Accra, Ghana – SCIENCE, Technology and Innovation (STI) remain the basic tools in addressing economic challenges, and eliminating food insecurity and malnutrition, Professor Victor Kwame Agyeman, Director-General of the Council for Scientific and Industrial Research (CSIR), has said.
He indicated that the promotion of STI would also enhance sustainability in environmental management and therefore, emphasised the need to, harness STI, through adequate funding and research, to enhance national development.
Prof Agyeman was speaking at a function to constitute a Press Corps that would be trained and engage in the promotion of CSIR’s activities as it prepared to mark its 60th Anniversary celebration with a year-long activity.
He said it was also in order, that President Nana Addo Dankwa Akufo-Addo placed science and technology application at the centre of development to ensure that STI was mainstreamed in all socio-economic activities.
The DG said the government’s commitment towards increasing the STI research funding from the current 0.35 per cent of GDP to one per cent, when implemented, would be a big boost to research work, as researchers would be motivated to find local solutions to the nation’s problems.
The Council, as part of its anniversary celebrations, has planned various media and civil society engagements to highlight the importance of science to the society.
It would also organize open days for all of its 13 Institutes located all over the country, to enable the public to get to know its achievements over the 60 years of existence.
Students, particularly females, would be interacted with to popularize science among them, while the lives of eminent scientists would be celebrated with an awards and send-off ceremony.
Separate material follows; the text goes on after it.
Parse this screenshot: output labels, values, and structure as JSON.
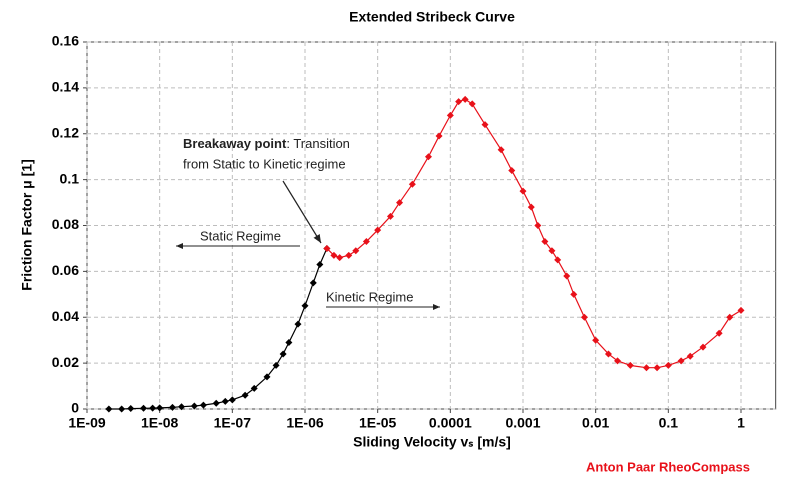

Prof Agyeman said the science for Development Press Corps, was therefore being formed to help the Council to propagate its STI and research work and findings, as a critical tool for national development.
He noted that at 60 years, some of the 13 research institutes of the Council still had laboratory equipment dating back to the 1970s and 1980s, noting that: “to ensure that CSIR made the necessary impact on national development, there must be continuous efforts to improve the scientific and technological base in these institutions for research and development.”
The DG asked the media to constantly communicate and demonstrate the evidence of science in the ordinary lives of the people and contribute in various ways to enhancing, understanding and appreciation of science and technology in the socio-economic activities.
Professor Rose Maama Enstua Mensah, Deputy Director-General of CSIR in a presentation, noted that the Council had over the years lived up to its vision of leading science for wealth creation by producing and releasing various varieties of crops and animal species to help in poverty alleviation and hunger in the country.
These varieties included, maize, of which over 80 per cent of the varieties being grown in Ghana was developed by CSIR.
Other varieties of rice, plantain, sweet potatoes, cassava, pepper, cowpea, groundnut, tilapia production, grass cutter, broilers, among other food crops that were highly patronized in the country and in many African countries were developed by the Council.
The CSIR have also been working in the area of building and construction materials like the Pozzalina cement production, plastic concrete blocks, biogas technology and traditional medicine research.
“We have been working hard, both with academia and industry to impact and improve nutrition and value addition in food production over these years”, Prof Mensah noted.
Mr Affail Monney, the President of the Ghana Journalists Association (GJA), described CSIR as a leader in research in the country and appealed to the media to highlight the various innovative products and findings of the Council.
He said the Council had more leads that the media could follow up and write about to help inform policy makers, development partners and the public on the research achievements of the institution.
He advised the media practitioners to move away from the excessive political reportage into a more development oriented ones, especially in STI reporting, advocating the needed resources towards STI activities to catapult development.